Proving that $S(x_0,r) \subseteq \overline{B(x_0,r)}$

Question

I 'm trying to prove the statement above, that "$S(x_0,r) \subseteq \overline{B(x_0,r)}$ $\forall x\in X$ and every $r>0$, where $(X,\rho)$ is a metric space with $\rho$ being a norm", as a part of an exercise that has got me to this point. I 've consulted the solutions manual, and the proof that it gives for the statement uses the sequential characterization of closedness of the set and of contact points to get to the result. I understand the proof, however, based on the level I 'm at right now, I believe that I would not be able to come up with the sequence the instructor defines by myself, so I tried to go straight with the proof, without any fancy tricks;

I want to prove that, for a given $x\in X$ and $r>0$, $S(x_0,r) \subseteq \overline{B(x_0,r)}$. So if $y\in S(x_0,r)$, I want to show that $y\in \overline{B(x_0,r)}$.

Now, by the definition of the closure of a set, $y\in \overline{A} \implies \forall \varepsilon>0, B(y,\varepsilon)\cap A \neq \emptyset$.

So I want to show that if $y\in S(x_0,r)$, then $\forall \varepsilon>0, B(y,\varepsilon)\cap B(x_0,r) \neq \emptyset$. In other words, $\exists z\in B(y,\varepsilon) : z\in B(x_0,r)$ Finally, this translates to

$\forall \varepsilon>0, \exists z\in X : \rho(z,y)<\varepsilon$ and $\rho(z,x_0)<r$

I 'm trying to prove this by contradiction. This would translate to:

"Suppose that $\exists \varepsilon>0$, so that $\forall z\in X$, if $\rho(z,y)<\varepsilon$, then $\rho(x_0,z)\geq r$" (*)

(Remember that $y\in S(x_0,r)$, so $\rho(y,x_0)=r$).

And this is where I have got to. What I was trying to achieve, is (through the property of the trigonometric inequality) to get to something like $\rho + \varepsilon < \rho$, but no matter what manipulations I do, I can't seem to see the light.
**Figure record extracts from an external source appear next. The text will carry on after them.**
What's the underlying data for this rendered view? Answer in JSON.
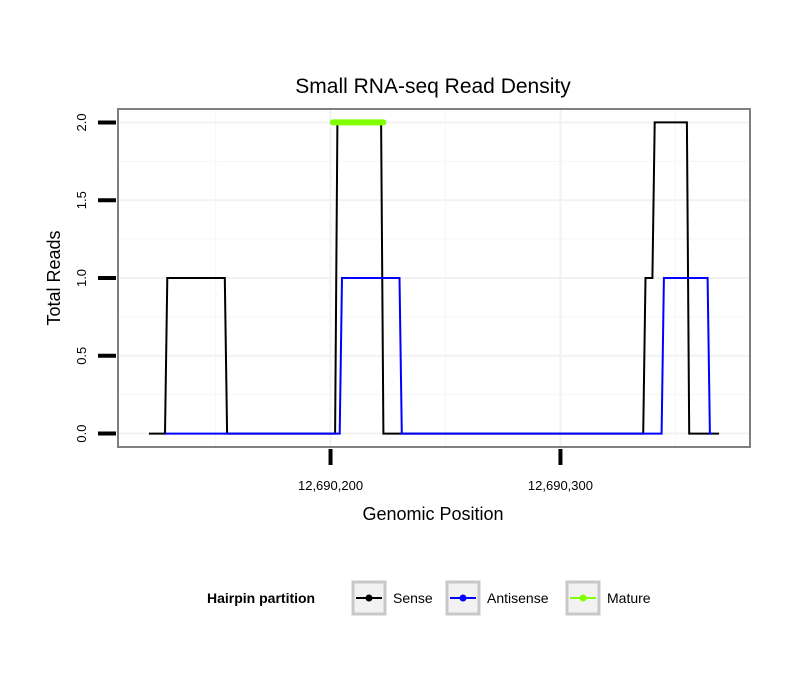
{
  "chart_data": {
    "type": "line",
    "title": "Small RNA-seq Read Density",
    "xlabel": "Genomic Position",
    "ylabel": "Total Reads",
    "xlim": [
      12690108,
      12690382
    ],
    "ylim": [
      -0.08,
      2.08
    ],
    "x_ticks": [
      {
        "value": 12690200,
        "label": "12,690,200"
      },
      {
        "value": 12690300,
        "label": "12,690,300"
      }
    ],
    "y_ticks": [
      {
        "value": 0.0,
        "label": "0.0"
      },
      {
        "value": 0.5,
        "label": "0.5"
      },
      {
        "value": 1.0,
        "label": "1.0"
      },
      {
        "value": 1.5,
        "label": "1.5"
      },
      {
        "value": 2.0,
        "label": "2.0"
      }
    ],
    "grid": true,
    "legend": {
      "title": "Hairpin partition",
      "position": "bottom"
    },
    "series": [
      {
        "name": "Sense",
        "color": "#000000",
        "x": [
          12690121,
          12690128,
          12690129,
          12690154,
          12690155,
          12690202,
          12690203,
          12690222,
          12690223,
          12690336,
          12690337,
          12690340,
          12690341,
          12690355,
          12690356,
          12690369
        ],
        "y": [
          0,
          0,
          1,
          1,
          0,
          0,
          2,
          2,
          0,
          0,
          1,
          1,
          2,
          2,
          0,
          0
        ]
      },
      {
        "name": "Antisense",
        "color": "#0000ff",
        "x": [
          12690128,
          12690204,
          12690205,
          12690230,
          12690231,
          12690344,
          12690345,
          12690364,
          12690365,
          12690366
        ],
        "y": [
          0,
          0,
          1,
          1,
          0,
          0,
          1,
          1,
          0,
          0
        ]
      },
      {
        "name": "Mature",
        "color": "#7fff00",
        "x": [
          12690201,
          12690223
        ],
        "y": [
          2,
          2
        ]
      }
    ]
  }
}
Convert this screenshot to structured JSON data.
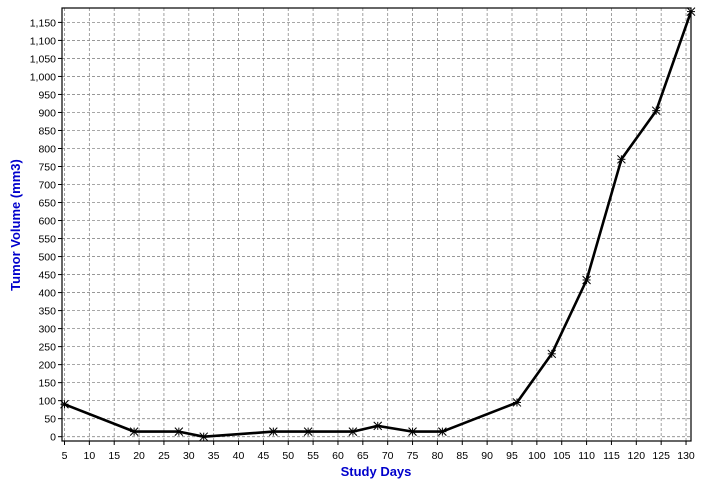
{
  "chart_data": {
    "type": "line",
    "title": "",
    "xlabel": "Study Days",
    "ylabel": "Tumor Volume (mm3)",
    "xlim": [
      4.5,
      131
    ],
    "ylim": [
      -12,
      1190
    ],
    "x_ticks": [
      5,
      10,
      15,
      20,
      25,
      30,
      35,
      40,
      45,
      50,
      55,
      60,
      65,
      70,
      75,
      80,
      85,
      90,
      95,
      100,
      105,
      110,
      115,
      120,
      125,
      130
    ],
    "y_ticks": [
      0,
      50,
      100,
      150,
      200,
      250,
      300,
      350,
      400,
      450,
      500,
      550,
      600,
      650,
      700,
      750,
      800,
      850,
      900,
      950,
      1000,
      1050,
      1100,
      1150
    ],
    "y_tick_labels": [
      "0",
      "50",
      "100",
      "150",
      "200",
      "250",
      "300",
      "350",
      "400",
      "450",
      "500",
      "550",
      "600",
      "650",
      "700",
      "750",
      "800",
      "850",
      "900",
      "950",
      "1,000",
      "1,050",
      "1,100",
      "1,150"
    ],
    "grid": true,
    "legend": "none",
    "series": [
      {
        "x": [
          5,
          19,
          28,
          33,
          47,
          54,
          63,
          68,
          75,
          81,
          96,
          103,
          110,
          117,
          124,
          131
        ],
        "y": [
          90,
          14,
          14,
          0,
          14,
          14,
          14,
          30,
          14,
          14,
          95,
          230,
          435,
          770,
          905,
          1180
        ],
        "color": "#000000",
        "marker": "asterisk"
      }
    ]
  }
}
Maybe this is because, the (*) is indeed true for some $z\in B(y,\varepsilon)$, but certainly not for all. The only thing I can think of, is that I have not used the fact that $\rho$ is a norm, but I don't see the way this would add something to the solution. What strikes me the most is that geometrically, the statement is geometrically fairly easy to see that is true:

That's it, I 'm really sorry for the long text. Any help would be greatly appreciated!

Answer 1

If $S(x_0,r)$ is empty, we are done. I'm assuming $X$ is a normed linear space and that $r>0$.

Suppose $y\in S(x_0,r)$, and fix $\epsilon>0$. Without loss of generality, suppose that $\epsilon<2r$ as well.

The element $y':=y-\frac{1}{2r}\epsilon(y-x_0)$ satisfies $\rho(y',y)<\epsilon$ and $\rho(x_0,y')=r|1-\epsilon/2r|=r-\epsilon/2<r$. Therefore $y'$ witnesses the fact that $B(x_0,r)\cap B(y,\epsilon)\neq0$. Since $\epsilon$ and $y$ are both taken arbitrarily, it follows that $S(x_0,r)\subseteq\overline{B(x_0,r)}$.

The geometric intuition? You're at the boundary of the ball, and you're just moving a tiny distance inwards along the line from the boundary point to the centre. That tiny distance by which you have moved is enough to bring you inside $B(x_0,r)$ without moving too far away from the boundary.

In general for general metric spaces this is false. Consider the discrete metric space on a set with at least two distinct elements, $a$ and $b$. $B(a,1)=\{a\}$ and $b\in S(a,1)$ however $b\notin\overline{B(a,1)}=B(a,1)=\{a\}$.